La communication des scientifiques dans les médias est également questionnée par le médecin, qui écrit que "la science n'est pas un catalogue de réponses toutes faites, c'est un processus en permanente évolution". "L'exposition du scientifique sur le plan médiatique est un exercice extrêmement difficile, on voit la collision entre l'exigence côté média d'une certaine immédiateté, d'un certain commentaire polarisé et c'est très compliqué pour un scientifique", pointe Philippe Sansonetti. "Ce n'est pas comme cela qu'on est formé, qu'on pratique la science." Il voit dans la crise du Covid-19 l'opportunité de réfléchir à une communication différente dans ces périodes de crise entre les médecins, les scientifiques et les journalistes.

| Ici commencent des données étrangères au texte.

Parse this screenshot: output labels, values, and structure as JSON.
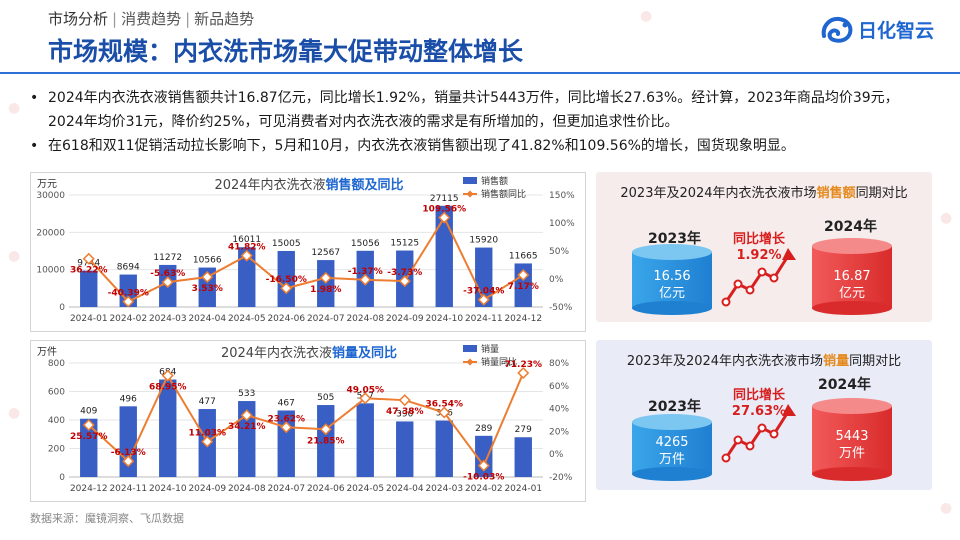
{
  "header": {
    "breadcrumb": [
      "市场分析",
      "消费趋势",
      "新品趋势"
    ],
    "breadcrumb_sep": "|",
    "title": "市场规模：内衣洗市场靠大促带动整体增长",
    "logo_text": "日化智云"
  },
  "bullets": [
    "2024年内衣洗衣液销售额共计16.87亿元，同比增长1.92%，销量共计5443万件，同比增长27.63%。经计算，2023年商品均价39元，2024年均价31元，降价约25%，可见消费者对内衣洗衣液的需求是有所增加的，但更加追求性价比。",
    "在618和双11促销活动拉长影响下，5月和10月，内衣洗衣液销售额出现了41.82%和109.56%的增长，囤货现象明显。"
  ],
  "source": "数据来源：魔镜洞察、飞瓜数据",
  "colors": {
    "bar": "#3a5fc4",
    "bar_peak": "#2b4fb5",
    "line": "#ed7d31",
    "label_red": "#c00000",
    "accent_blue": "#1f66d1",
    "accent_orange": "#e58a1f",
    "growth_red": "#d81f1f"
  },
  "chart_data": [
    {
      "type": "bar",
      "title_prefix": "2024年内衣洗衣液",
      "title_highlight": "销售额及同比",
      "y_unit": "万元",
      "ylim": [
        0,
        30000
      ],
      "yticks": [
        "0",
        "10000",
        "20000",
        "30000"
      ],
      "y2lim": [
        -50,
        150
      ],
      "y2ticks": [
        "-50%",
        "0%",
        "50%",
        "100%",
        "150%"
      ],
      "categories": [
        "2024-01",
        "2024-02",
        "2024-03",
        "2024-04",
        "2024-05",
        "2024-06",
        "2024-07",
        "2024-08",
        "2024-09",
        "2024-10",
        "2024-11",
        "2024-12"
      ],
      "series": [
        {
          "name": "销售额",
          "type": "bar",
          "values": [
            9744,
            8694,
            11272,
            10566,
            16011,
            15005,
            12567,
            15056,
            15125,
            27115,
            15920,
            11665
          ],
          "labels": [
            "9744",
            "8694",
            "11272",
            "10566",
            "16011",
            "15005",
            "12567",
            "15056",
            "15125",
            "27115",
            "15920",
            "11665"
          ]
        },
        {
          "name": "销售额同比",
          "type": "line",
          "axis": "secondary",
          "values": [
            36.22,
            -40.39,
            -5.63,
            3.53,
            41.82,
            -16.5,
            1.98,
            -1.37,
            -3.73,
            109.56,
            -37.04,
            7.17
          ],
          "labels": [
            "36.22%",
            "-40.39%",
            "-5.63%",
            "3.53%",
            "41.82%",
            "-16.50%",
            "1.98%",
            "-1.37%",
            "-3.73%",
            "109.56%",
            "-37.04%",
            "7.17%"
          ]
        }
      ],
      "legend": "top-right"
    },
    {
      "type": "bar",
      "title_prefix": "2024年内衣洗衣液",
      "title_highlight": "销量及同比",
      "y_unit": "万件",
      "ylim": [
        0,
        800
      ],
      "yticks": [
        "0",
        "200",
        "400",
        "600",
        "800"
      ],
      "y2lim": [
        -20,
        80
      ],
      "y2ticks": [
        "-20%",
        "0%",
        "20%",
        "40%",
        "60%",
        "80%"
      ],
      "categories": [
        "2024-12",
        "2024-11",
        "2024-10",
        "2024-09",
        "2024-08",
        "2024-07",
        "2024-06",
        "2024-05",
        "2024-04",
        "2024-03",
        "2024-02",
        "2024-01"
      ],
      "series": [
        {
          "name": "销量",
          "type": "bar",
          "values": [
            409,
            496,
            684,
            477,
            533,
            467,
            505,
            517,
            390,
            396,
            289,
            279
          ],
          "labels": [
            "409",
            "496",
            "684",
            "477",
            "533",
            "467",
            "505",
            "517",
            "390",
            "396",
            "289",
            "279"
          ]
        },
        {
          "name": "销量同比",
          "type": "line",
          "axis": "secondary",
          "values": [
            25.57,
            -6.13,
            68.95,
            11.03,
            34.21,
            23.62,
            21.85,
            49.05,
            47.38,
            36.54,
            -10.03,
            71.23
          ],
          "labels": [
            "25.57%",
            "-6.13%",
            "68.95%",
            "11.03%",
            "34.21%",
            "23.62%",
            "21.85%",
            "49.05%",
            "47.38%",
            "36.54%",
            "-10.03%",
            "71.23%"
          ]
        }
      ],
      "legend": "top-right"
    }
  ],
  "comparisons": [
    {
      "title_prefix": "2023年及2024年内衣洗衣液市场",
      "title_highlight": "销售额",
      "title_suffix": "同期对比",
      "year_a": "2023年",
      "value_a": "16.56",
      "unit_a": "亿元",
      "year_b": "2024年",
      "value_b": "16.87",
      "unit_b": "亿元",
      "growth_label": "同比增长",
      "growth_value": "1.92%"
    },
    {
      "title_prefix": "2023年及2024年内衣洗衣液市场",
      "title_highlight": "销量",
      "title_suffix": "同期对比",
      "year_a": "2023年",
      "value_a": "4265",
      "unit_a": "万件",
      "year_b": "2024年",
      "value_b": "5443",
      "unit_b": "万件",
      "growth_label": "同比增长",
      "growth_value": "27.63%"
    }
  ]
}
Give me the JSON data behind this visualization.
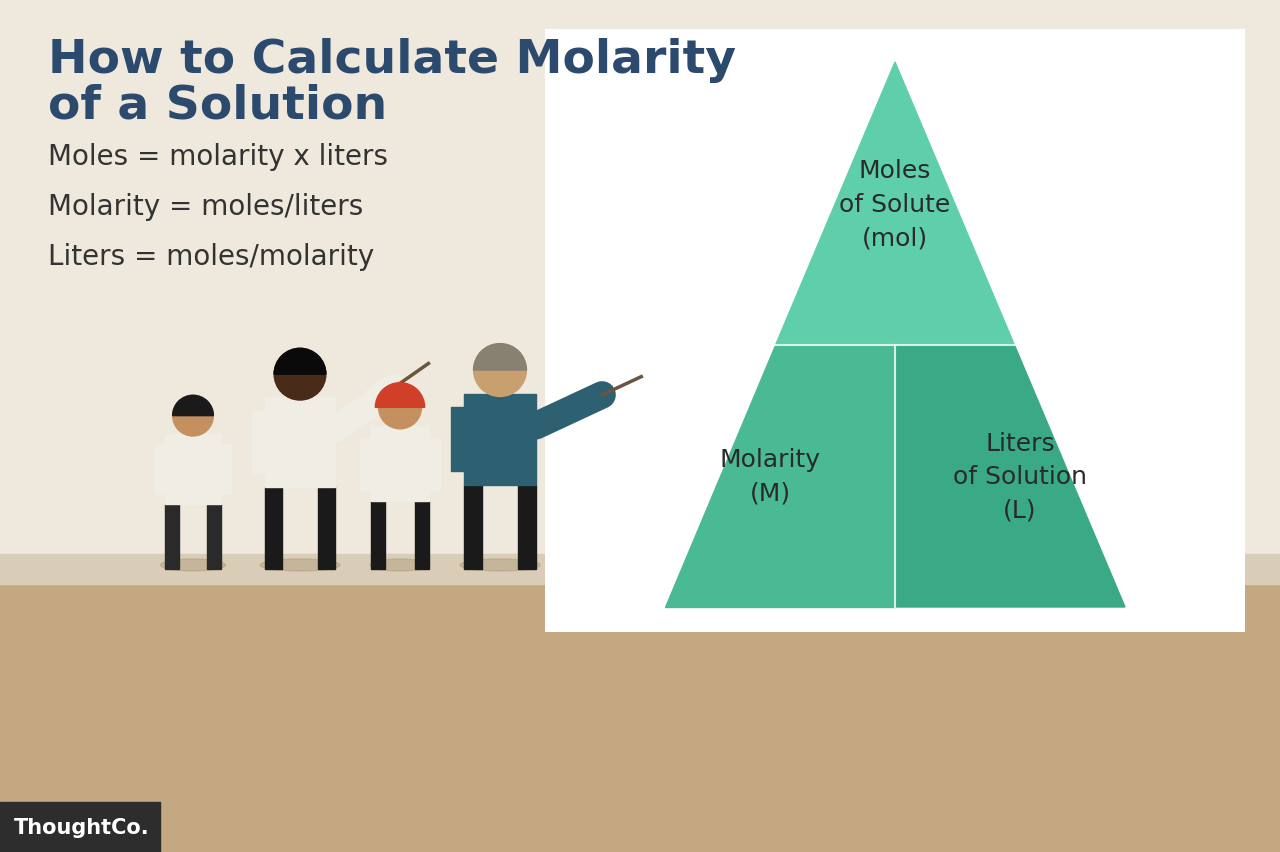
{
  "title_line1": "How to Calculate Molarity",
  "title_line2": "of a Solution",
  "title_color": "#2c4a6e",
  "formula1": "Moles = molarity x liters",
  "formula2": "Molarity = moles/liters",
  "formula3": "Liters = moles/molarity",
  "formula_color": "#333333",
  "formula_fontsize": 20,
  "bg_wall_color": "#eee9dc",
  "bg_floor_color": "#c4a882",
  "floor_junction_color": "#d9cdb8",
  "white_panel_color": "#ffffff",
  "tri_top_color": "#5ecfaa",
  "tri_bot_left_color": "#4aba95",
  "tri_bot_right_color": "#3aaa86",
  "text_top": "Moles\nof Solute\n(mol)",
  "text_bot_left": "Molarity\n(M)",
  "text_bot_right": "Liters\nof Solution\n(L)",
  "tri_text_color": "#2a2a2a",
  "tri_text_fontsize": 18,
  "thoughtco_bg": "#2d2d2d",
  "thoughtco_text": "#ffffff",
  "thoughtco_label": "ThoughtCo.",
  "title_fontsize": 34,
  "shadow_color": "#a8926e"
}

Le médecin dénonce notamment la surmédiatisation de certaines voix dissidentes, pourtant minoritaires au sein de la communauté scientifique. "Les choses qui sortent du schéma doivent être prises avec plus d'esprit critique et moins exposées médiatiquement", assure-t-il. Il prend par exemple les polémiques à répétition autour du professeur Didier Raoult, microbiologiste tout comme lui. "Pourquoi combiner une carrière scientifique honorable avec cette espèce d'attitude complotiste et populiste qui a nui considérablement ? Et à l'arrivée tout cela a fait pshit. Les Marseillais sont en train d'attraper le Covid comme les Parisiens, la chloroquine a fait la preuve de son inefficacité in vitro in vivo. Tout cela pour ça et la défiance continue."